Clarence Thomas and Antonin Scalia know indecorous when they see it. Who am I to judge them for dissenting from a denial of a stay of an injunction that… Bottom line, this morning there are gay marriages going on in Alabama, despite Roy Moore, despite Long Dong Silver, and despite Scalia turning scarlet with the indecorousness of it all. I have to agree with them, though, that the Supreme Court seems to want to lead from behind on same-sex marriage. Tant pis for the Supreme Court.
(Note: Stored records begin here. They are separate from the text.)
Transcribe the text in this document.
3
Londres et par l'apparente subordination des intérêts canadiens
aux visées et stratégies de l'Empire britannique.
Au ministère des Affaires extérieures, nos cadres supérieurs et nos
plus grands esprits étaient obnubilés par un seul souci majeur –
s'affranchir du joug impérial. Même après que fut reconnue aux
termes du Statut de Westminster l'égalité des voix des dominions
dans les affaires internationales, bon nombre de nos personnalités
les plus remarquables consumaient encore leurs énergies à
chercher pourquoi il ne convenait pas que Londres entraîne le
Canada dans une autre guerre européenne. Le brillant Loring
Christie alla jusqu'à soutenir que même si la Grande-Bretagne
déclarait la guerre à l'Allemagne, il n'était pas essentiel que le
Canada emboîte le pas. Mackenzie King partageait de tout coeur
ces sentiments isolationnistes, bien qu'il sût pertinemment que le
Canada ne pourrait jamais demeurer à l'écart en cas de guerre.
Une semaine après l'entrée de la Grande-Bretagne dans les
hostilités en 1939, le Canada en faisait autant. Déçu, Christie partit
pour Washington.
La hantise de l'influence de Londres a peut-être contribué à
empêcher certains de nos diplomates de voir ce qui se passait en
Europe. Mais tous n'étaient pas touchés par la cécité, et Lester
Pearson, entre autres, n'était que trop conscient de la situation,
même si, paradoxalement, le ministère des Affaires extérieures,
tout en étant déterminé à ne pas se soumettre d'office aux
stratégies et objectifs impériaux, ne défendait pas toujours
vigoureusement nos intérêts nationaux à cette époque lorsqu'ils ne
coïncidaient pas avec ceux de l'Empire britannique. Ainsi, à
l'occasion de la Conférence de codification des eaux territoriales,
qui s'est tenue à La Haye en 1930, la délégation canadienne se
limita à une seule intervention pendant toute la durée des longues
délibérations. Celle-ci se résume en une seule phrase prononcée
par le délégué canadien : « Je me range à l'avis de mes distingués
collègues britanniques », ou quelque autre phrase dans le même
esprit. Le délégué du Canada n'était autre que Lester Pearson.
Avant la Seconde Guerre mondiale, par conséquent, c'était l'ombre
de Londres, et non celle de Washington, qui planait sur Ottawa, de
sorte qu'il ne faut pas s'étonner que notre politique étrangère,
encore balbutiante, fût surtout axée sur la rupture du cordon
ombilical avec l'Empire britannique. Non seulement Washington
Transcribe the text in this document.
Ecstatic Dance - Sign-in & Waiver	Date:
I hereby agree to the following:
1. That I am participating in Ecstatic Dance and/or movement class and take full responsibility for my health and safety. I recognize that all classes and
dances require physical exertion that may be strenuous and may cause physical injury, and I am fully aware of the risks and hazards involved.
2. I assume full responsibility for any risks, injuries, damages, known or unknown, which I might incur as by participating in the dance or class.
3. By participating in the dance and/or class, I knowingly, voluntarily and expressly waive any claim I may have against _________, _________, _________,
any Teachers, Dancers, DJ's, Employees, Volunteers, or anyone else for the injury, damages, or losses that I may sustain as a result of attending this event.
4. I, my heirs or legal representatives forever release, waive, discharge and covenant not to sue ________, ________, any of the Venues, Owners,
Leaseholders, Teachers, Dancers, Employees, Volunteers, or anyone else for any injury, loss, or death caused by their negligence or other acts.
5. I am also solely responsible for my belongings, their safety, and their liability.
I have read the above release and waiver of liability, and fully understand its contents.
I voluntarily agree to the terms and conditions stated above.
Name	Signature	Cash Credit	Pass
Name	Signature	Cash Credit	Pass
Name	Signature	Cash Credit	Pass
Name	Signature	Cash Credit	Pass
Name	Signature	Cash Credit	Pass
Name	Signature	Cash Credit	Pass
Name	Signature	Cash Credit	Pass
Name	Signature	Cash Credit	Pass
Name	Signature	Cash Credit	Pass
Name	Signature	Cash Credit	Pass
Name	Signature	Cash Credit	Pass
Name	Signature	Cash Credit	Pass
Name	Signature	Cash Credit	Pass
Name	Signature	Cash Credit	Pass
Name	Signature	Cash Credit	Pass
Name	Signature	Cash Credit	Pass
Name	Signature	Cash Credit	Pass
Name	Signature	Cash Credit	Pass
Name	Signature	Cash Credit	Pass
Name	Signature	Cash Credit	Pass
By the way, gay marriages are probably not the most indecorous thing to have happened in Alabama.
I also regretfully find myself agreeing with Senator John McCain that Angela Merkel’s repeated assertions that there “is no military solution in Ukraine” are mere truisms, and “should not lead us to believe that there is no military dimension to the problem, or that hard power can play no role in a favorable solution.” Merkel certainly seems to have a thankless task right now, and I think the American people wisely chose not to elect a cranky and hotheaded President in 2008, but McCain is right to point out that “when Berlin was surrounded, we sent in an airlift…we didn’t say, ‘hey, we don’t want to provoke the Russians.'” At today’s Washington news conference with Obama, though, Merkel seemed to me to imply that she would not be upset if “President Barack” sent up-to-date radar and antitank weapons to Ukraine.
P.S. The Supreme Court ruled in 1967 (Loving v. Virginia) that bans on interracial marriage were unconstitutional. In 2000, thirty-three years later, Alabama voters aligned themselves with the law of the land by repealing the state ban on interracial marriage. The vote was 59 percent (801,000) to 41 percent (545,000). That is, 545,00 Alabamans voted to maintain the state prohibition on interracial marriage (which one could say was long since a dead letter, except that many local probate judges had continued to refuse to issue licenses to interracial couples).